The evolution of Wi-Fi – What we can expect
Wi-Fi 6 (also known as 802.11ax) was the latest generation of wireless designed with more speed to provide better performance. Fast forward to 2021, Wi-Fi 6 has since advanced with the latest standard to Wi-Fi 6e.
Wi-Fi 6 vs Wi-Fi 6e – What’s the difference?
Wi-Fi 6 and Wi-Fi 6e are fairly similar with the same set of capabilities. But when Wi-Fi 6 initially came to the market, the wireless spectrum only covered the 2.4GHz and 5GHz band. The added “E”, which refers to extended, means an upgrade in the number of bands that’s available to use – the 6 GHz band for unlicensed use.
Being able to access the 6GHz frequency enhances network speed and performance, whilst running on lower latency, as well as having added spectrum and higher throughputs.
Although going from 5GHz to 6GHz may not sound like a big deal, it actually comes with 14 additional 80 MHz channels and seven additional 160MHz channels, meaning that the channels won’t be overlapping.
How does it work?
Let’s say, for example, that you have trouble connecting to your Wi-Fi network, your probably suffering from spectrum congesting. When multiple devices are attempting to connect over the same band of frequencies, then some signals will begin to start dropping.
The introduction of 6GHz can tackle that problem. How? The new spectrum can hold up to seven Wi-Fi streams, which can all be broadcasted at the same time, without overlapping one another. The broader spectrum also streamlines the network design for enhanced Wi-Fi performance – all whilst diminishing the need for legacy devices, reducing network congestion.
The great thing for enterprises is that the added 1200 MHz in the 6 GHz band provides more rapid enterprise Wi-Fi networks, built up of simplified architectures, whilst remaining scalable and resilient. This will allow businesses to support multiple users at multigigabit speeds.

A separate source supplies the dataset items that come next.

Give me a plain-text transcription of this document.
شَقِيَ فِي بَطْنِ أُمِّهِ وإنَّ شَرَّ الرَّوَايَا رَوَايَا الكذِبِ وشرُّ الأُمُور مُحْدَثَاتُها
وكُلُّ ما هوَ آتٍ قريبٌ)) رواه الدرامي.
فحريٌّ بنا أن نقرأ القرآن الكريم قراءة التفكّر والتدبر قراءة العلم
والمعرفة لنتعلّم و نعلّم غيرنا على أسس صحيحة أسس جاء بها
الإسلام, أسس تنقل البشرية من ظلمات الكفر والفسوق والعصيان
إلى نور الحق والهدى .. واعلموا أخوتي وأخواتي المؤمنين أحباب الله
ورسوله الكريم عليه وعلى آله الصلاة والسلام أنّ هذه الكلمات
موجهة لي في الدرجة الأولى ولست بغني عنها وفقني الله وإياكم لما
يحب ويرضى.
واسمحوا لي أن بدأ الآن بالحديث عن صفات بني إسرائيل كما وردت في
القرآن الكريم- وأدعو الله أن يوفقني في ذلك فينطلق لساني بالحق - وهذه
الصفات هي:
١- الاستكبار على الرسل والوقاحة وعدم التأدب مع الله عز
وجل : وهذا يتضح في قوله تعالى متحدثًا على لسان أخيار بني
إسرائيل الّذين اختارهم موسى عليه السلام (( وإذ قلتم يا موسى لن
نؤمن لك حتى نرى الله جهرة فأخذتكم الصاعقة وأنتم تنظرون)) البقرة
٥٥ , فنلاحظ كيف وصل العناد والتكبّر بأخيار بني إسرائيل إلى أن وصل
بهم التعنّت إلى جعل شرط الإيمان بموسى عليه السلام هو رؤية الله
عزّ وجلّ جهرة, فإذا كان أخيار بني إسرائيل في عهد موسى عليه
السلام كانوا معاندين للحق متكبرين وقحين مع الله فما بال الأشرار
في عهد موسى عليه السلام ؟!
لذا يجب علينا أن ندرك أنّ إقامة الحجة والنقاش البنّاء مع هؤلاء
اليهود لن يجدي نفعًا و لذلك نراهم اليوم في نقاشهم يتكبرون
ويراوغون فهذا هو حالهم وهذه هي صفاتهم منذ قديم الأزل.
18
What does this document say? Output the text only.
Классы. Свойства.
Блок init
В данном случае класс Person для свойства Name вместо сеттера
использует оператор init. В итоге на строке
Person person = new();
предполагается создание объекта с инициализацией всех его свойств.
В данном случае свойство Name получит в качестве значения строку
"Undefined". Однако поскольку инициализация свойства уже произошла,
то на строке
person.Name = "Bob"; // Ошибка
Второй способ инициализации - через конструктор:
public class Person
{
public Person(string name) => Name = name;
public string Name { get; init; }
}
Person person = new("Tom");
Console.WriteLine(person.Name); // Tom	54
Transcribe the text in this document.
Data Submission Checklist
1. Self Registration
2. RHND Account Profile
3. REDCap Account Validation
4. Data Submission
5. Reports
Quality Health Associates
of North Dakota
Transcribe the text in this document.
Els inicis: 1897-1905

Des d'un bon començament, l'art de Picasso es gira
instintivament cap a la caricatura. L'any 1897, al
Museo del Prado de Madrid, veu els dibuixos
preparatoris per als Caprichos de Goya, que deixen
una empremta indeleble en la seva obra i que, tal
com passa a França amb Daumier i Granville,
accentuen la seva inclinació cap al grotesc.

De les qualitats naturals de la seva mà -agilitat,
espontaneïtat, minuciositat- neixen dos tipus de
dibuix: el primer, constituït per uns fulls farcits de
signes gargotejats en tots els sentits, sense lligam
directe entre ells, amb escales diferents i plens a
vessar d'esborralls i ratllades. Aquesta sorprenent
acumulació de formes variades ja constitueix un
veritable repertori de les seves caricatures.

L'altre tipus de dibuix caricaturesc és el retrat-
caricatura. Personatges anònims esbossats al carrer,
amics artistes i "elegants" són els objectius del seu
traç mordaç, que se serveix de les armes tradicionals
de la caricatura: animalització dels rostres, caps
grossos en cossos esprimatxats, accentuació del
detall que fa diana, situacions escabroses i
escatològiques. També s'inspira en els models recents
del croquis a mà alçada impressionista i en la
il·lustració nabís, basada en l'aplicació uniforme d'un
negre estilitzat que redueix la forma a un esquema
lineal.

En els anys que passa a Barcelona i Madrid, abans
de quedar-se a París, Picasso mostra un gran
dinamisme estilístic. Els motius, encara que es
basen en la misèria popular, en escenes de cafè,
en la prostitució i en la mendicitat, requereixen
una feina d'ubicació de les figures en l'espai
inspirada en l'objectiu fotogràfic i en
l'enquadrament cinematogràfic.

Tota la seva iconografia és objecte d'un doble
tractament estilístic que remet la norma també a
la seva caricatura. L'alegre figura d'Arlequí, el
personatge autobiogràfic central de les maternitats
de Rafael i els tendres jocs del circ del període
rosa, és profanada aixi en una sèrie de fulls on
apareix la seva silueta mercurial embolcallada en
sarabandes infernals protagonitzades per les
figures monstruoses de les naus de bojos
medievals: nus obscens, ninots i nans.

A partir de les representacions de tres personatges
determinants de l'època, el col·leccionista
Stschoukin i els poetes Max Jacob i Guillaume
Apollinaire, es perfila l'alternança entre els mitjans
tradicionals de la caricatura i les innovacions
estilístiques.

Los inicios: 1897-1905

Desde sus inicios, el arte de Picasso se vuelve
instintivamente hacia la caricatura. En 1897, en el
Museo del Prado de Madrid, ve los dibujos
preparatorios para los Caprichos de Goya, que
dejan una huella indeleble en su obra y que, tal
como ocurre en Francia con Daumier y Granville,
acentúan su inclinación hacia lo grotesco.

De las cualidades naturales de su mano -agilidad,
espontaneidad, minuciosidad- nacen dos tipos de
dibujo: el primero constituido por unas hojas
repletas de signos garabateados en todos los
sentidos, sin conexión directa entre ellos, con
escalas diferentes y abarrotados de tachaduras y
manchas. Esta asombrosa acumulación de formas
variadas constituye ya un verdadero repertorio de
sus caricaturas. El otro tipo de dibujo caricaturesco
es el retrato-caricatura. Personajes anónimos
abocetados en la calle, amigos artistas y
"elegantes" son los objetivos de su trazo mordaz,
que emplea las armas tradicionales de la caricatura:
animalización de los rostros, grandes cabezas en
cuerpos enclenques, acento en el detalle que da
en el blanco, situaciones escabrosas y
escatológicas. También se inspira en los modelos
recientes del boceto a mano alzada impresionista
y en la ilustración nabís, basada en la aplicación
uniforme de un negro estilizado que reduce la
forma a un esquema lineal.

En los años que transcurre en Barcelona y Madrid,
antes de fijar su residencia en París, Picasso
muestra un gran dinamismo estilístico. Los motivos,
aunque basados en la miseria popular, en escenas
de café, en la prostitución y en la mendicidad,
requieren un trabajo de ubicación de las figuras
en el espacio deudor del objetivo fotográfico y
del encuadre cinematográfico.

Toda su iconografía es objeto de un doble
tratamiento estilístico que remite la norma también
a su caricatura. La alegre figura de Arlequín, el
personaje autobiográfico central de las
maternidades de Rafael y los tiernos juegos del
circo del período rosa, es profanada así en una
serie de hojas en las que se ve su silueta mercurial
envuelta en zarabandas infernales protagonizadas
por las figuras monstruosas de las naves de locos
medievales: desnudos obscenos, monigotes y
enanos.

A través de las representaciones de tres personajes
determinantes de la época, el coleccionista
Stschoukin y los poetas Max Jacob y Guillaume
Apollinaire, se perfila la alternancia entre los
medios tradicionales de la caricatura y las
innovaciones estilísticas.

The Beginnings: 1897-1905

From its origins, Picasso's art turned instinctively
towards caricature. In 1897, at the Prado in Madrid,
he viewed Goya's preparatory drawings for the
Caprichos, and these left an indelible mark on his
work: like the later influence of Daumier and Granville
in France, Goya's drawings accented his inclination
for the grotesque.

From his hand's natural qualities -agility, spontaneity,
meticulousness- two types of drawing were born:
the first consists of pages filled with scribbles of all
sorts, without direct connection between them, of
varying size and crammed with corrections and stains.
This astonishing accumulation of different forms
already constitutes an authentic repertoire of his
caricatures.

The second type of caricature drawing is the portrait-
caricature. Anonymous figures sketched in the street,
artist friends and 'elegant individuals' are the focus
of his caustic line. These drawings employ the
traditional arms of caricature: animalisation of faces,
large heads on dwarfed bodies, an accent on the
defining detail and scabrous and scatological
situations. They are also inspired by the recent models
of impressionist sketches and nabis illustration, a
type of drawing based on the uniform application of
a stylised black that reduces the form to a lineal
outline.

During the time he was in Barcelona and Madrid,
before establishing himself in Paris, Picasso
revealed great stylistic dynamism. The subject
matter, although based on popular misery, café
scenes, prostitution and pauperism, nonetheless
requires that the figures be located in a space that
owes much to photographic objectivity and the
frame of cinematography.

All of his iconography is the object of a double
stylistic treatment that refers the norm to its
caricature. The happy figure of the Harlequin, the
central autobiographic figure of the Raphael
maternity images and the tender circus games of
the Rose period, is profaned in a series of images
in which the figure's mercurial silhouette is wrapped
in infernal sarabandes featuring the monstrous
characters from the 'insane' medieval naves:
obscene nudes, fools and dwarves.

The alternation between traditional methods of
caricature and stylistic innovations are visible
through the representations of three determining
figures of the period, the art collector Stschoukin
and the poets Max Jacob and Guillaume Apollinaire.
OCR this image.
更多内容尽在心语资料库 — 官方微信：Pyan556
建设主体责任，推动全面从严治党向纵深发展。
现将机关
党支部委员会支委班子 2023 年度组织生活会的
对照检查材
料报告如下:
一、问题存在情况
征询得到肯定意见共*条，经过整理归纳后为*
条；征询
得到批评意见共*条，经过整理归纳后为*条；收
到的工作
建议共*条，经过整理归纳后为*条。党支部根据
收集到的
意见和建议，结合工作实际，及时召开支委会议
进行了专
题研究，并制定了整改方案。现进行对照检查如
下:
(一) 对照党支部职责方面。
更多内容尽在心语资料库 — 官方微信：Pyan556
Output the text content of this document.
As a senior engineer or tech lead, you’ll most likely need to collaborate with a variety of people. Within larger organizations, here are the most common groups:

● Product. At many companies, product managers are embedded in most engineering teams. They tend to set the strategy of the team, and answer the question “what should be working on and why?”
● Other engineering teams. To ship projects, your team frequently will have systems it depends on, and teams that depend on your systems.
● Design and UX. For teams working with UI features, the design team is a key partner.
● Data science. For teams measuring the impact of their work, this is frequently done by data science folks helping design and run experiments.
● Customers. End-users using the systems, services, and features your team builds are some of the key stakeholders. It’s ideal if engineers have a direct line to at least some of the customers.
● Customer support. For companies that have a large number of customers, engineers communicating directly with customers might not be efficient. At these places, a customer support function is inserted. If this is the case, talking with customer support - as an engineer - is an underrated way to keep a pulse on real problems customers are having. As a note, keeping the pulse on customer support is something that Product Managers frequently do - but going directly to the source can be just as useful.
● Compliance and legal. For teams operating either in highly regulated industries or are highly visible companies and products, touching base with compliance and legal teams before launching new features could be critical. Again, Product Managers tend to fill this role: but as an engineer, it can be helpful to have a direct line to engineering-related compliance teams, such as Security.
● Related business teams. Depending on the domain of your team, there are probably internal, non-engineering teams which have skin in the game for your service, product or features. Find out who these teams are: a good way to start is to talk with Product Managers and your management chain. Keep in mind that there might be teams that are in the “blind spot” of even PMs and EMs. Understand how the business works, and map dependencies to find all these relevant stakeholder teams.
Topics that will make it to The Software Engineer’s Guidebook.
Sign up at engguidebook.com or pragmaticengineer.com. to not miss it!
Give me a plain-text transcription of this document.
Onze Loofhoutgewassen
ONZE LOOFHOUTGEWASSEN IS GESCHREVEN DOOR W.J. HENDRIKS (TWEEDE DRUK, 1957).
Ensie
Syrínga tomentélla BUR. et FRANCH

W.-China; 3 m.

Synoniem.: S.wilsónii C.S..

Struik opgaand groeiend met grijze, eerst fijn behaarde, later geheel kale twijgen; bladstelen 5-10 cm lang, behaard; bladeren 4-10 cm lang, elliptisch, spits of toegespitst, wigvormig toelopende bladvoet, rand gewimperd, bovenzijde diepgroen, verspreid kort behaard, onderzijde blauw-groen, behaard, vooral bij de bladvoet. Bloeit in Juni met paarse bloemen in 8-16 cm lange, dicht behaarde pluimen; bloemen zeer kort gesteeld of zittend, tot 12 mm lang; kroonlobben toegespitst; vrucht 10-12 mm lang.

The main benefits of Wi-Fi 6e are:
- Faster speed
- Improved performance
- Low latency
- High capacity
How can Wi-Fi 6 be used?
Wi-Fi 6 routers are fairly new, and whilst the 6GHz band is slowly rolling out in countries, it will take some time for other countries to also open up their wireless spectrum. New Wi-Fi 6e devices will be compatible with Wi-Fi 6 and any other earlier standards. But you’ll have to get a new Wi-Fi6e router, along with any new devices that support Wi-Fi 6e.